Чайковский — страница 11 из 26

 Алексей обнажил саблю.

 — Стой, сын мой! — закричал голос священника, выходившего из толпы. — В беззакониях зачат еси и во греха рожден ты, яко человек; не прибавляй новой тяжести на совесть. Прочь оружие! Смирись, грешник, перед крестом и распятым на нем.

 Священник поднял крест; казаки сняли шапки, Алексей бросил саблю и стал на колени.

 — Так, сын мой, покорись богу и законам; бери свою невесту и пойдем на суд кошевого и всего товариства. Не троньте его, братья, он сам пойдет.

 — Пойдем, — твердо сказала Марина, выходя из палатки, — пойдем, мой милый; наша любовь чиста, бог видит ее и спасет нас.

 И, окруженные казаками, Алексей и Марина пошли за священником к ставке кошевого.

 Строго принял кошевой весть о преступлении войскового писаря, сейчас же собрал раду (совет), и, несколько часов спустя, Алексей и Марина были осуждены на смертную казнь. Из уважения к заслугам писаря сделали ему снисхождение: позволили умереть вместе с Мариною. В Сечи не нашлось казака, который бы решился казнить женщину.

 — Нет ли где татарина? — спросил кошевой.

 — Известно, мы не берем в плен этой сволочи, — отвечали ему, — а сотник Буланый, который теперь живет зимовником, весною поймал на охоте отсталого татарина й засадил его молоть в жерновах кукурузу (маис), так разве привести этого татарина, коли он не замололся уже до смерти.

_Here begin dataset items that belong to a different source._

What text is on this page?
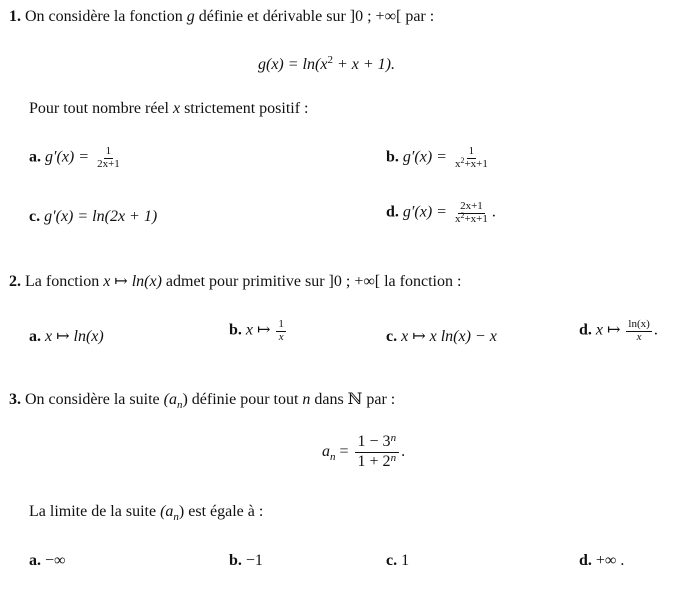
1. On considère la fonction g définie et dérivable sur ]0 ; +∞[ par :
$g(x) = \ln(x^2 + x + 1)$.
Pour tout nombre réel x strictement positif :
a. $g'(x) = \frac{1}{2x+1}$	b. $g'(x) = \frac{1}{x^2+x+1}$
c. g′(x) = ln(2x + 1)	d. $g'(x) = \frac{2x+1}{x^2+x+1}$ .
2. La fonction x ↦ ln(x) admet pour primitive sur ]0 ; +∞[ la fonction :
a. x ↦ ln(x)	b. x ↦ $\frac{1}{x}$	c. x ↦ x ln(x) − x	d. x ↦ $\frac{\ln(x)}{x}$ .
3. On considère la suite $(a_n)$ définie pour tout n dans ℕ par :
$a_n = \frac{1 - 3^n}{1 + 2^n}$ .
La limite de la suite $(a_n)$ est égale à :
a. −∞	b. −1	c. 1	d. +∞ .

 Послали за татарином, казнь отсрочили до завтра, а преступников посадили под караул в рубленую избу с железными решетками на окнах.

XIII

Отакий то Перебендя

Старий та химерний!

Заспіває весільної,

А на журбу зверне.

Т. Шевченко

 У запорожцев был обычай доставлять преступникам перед казиию всевозможные удовольствия. Вкусные кушанья и дорогие напитки были принесены к обеду Алексею и Марине; но они не тронули их и грустно сидели, по временам взглядывали друг на друга и, с какою-то бешеною радостью улыбаясь, сжимали друг друга в объятиях. Но вот уже солнце клонится к западу; в воздухе стало прохладнее; толпы казаков, шумно разговаривая, бродили между куренями; вдалеке наигрывала бандура плясовую песню, слышался топот разгульного трепака, неслись неясные слова песни:

 От Полтавы до Прилуки

 Заломала закаблуки!

 Ой лихо! Закаблуки!

 Дам лиха закаблукам! —

 и усиленный трепак заглушал окончательные слова. С другой стороны слышались торжественные, протяжные аккорды, и чистый мужественный голос пел:

 На Чорному морі, на білому камнї,

 Ясненький сокіл жалібно квилить, проквиляє.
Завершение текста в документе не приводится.